私たちの政府が、優先順位を完全に並べ替えて世界資源を分かち合うために真の協力を通して他国と取り組むよう公衆の巨大な圧力によって駆り立てられさえするなら、これがどれほど簡単に達成できるかを想像してみてください。歴史がしばしば明らかにしているように、ほんの一握りの人々であっても、彼らが機が熟しつつある思想を持って適切なときに適切な場所にいるなら、信じられないほどの変革を起こすことができるのです。そして今こそ、世界を啓発する自由の女神に再び命を吹き込むときです。彼女が抗議してトーチを落とし、「第25条:真のアメリカンドリーム!」と書かれた巨大な旗を掲げるまで。
奮い立て、アメリカよ、奮い立て!
光へ向かって僕の希望を高揚させたテントと占拠者たちが懐かしい。
君たちは皆どこにいるのか。
君たちの痛みと熱望が今でも感じられる。
夜の熱の中に君たちの声が今でも聞こえる。
君たちの顔、歓喜、新しい生活への呼びかけが懐かしい。
君たち皆が懐かしい。
君たちは皆どこにいるのか。
君たちが全世界の希望だということを、わかってくれさえするならば。
注釈
[1] cf. モハメッド・ソフィアン・メスバヒ、人類のコモンズ、Share The World's Resources, 2017。
[2] ウクライナの例は、大規模な抗議と当時の大統領ヴィクトル・ヤヌコビッチの暴力的な排除をもたらした地域全体の危機に続く2014年の執筆の時点で関連があった。

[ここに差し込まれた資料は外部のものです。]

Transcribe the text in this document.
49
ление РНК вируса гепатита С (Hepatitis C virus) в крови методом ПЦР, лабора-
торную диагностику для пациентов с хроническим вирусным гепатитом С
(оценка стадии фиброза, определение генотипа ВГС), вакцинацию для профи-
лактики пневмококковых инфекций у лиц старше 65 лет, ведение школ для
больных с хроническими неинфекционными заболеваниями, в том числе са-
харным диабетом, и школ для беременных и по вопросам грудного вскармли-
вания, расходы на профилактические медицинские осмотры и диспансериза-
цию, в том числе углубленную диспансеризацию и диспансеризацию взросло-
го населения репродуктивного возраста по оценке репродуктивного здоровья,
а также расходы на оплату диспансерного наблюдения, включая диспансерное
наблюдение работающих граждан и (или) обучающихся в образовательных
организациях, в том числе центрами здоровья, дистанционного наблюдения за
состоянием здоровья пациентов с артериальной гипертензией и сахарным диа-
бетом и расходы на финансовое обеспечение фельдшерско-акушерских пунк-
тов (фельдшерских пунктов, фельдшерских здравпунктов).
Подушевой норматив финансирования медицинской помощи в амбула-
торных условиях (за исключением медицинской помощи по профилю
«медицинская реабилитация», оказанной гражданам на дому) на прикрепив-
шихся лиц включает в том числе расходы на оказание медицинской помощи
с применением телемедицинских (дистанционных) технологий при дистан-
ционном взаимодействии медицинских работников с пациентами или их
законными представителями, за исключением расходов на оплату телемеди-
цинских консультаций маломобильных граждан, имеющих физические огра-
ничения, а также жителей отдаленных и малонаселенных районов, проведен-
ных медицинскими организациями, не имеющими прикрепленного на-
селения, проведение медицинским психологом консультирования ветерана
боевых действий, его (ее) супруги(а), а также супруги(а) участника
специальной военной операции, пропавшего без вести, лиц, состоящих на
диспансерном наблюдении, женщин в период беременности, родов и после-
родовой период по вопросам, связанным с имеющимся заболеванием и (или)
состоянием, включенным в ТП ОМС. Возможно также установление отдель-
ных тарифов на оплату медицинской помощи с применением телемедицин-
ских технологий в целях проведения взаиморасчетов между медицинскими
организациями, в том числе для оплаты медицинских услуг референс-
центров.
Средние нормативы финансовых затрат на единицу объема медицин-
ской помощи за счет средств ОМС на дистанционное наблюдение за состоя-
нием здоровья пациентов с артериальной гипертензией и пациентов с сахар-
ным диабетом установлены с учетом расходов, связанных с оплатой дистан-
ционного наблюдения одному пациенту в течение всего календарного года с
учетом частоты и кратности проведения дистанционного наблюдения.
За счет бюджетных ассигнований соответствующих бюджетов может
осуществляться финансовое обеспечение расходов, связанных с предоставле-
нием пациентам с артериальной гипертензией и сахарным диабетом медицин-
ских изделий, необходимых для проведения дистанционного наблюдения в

この政治的紛争はウクライナの親欧米政府を支援することに長年の関心を持っていた米国や他のヨーロッパの大国によって操作されていた。米国のデトロイトについての言及も重要だった。なぜなら同じ時期にデトロイトは米国史上最大の地方自治体の破産を起こしたからだった。その頃デトロイト市はその主要な経済的及び人口統計学的衰退、深刻な都市の衰退、広範囲にわたる貧困(米国の71の都市すべての中で比例的に最も高い)で有名だった。
[3] この数字は疑わしいほど大きく見えるかもしれないが、実際には極度の貧困と不十分な社会的保護の結果として毎日不必要に死ぬ人々の数を過小評価している可能性がある。この計算はもともと2012年の世界保健機関からの「疾病負荷と死亡率の推定」に基づいていた。WHOによって「グループI」の原因として見なされている伝染病、母体、周産期、栄養の病気のみが分析の対象となった。これらの原因によるすべての死亡の96%は低中所得国で発生しており、大部分は予防可能であると考えられている。しかし、世界中の生命を脅かす剥奪の真の範囲は主流メディアによってほぼ無視されており、2020年初頭以降のコロナウイルスのパンデミックの結果として大幅に増加する方向に向かっている。この本が出版されると同時に国連は、紛争で傷ついた国に住むさらに1億3000万人の人々が飢餓の危機に瀕しているとすでに推定している。
モハメッド・ソフィアン・メスバヒはSTWRの創設者である。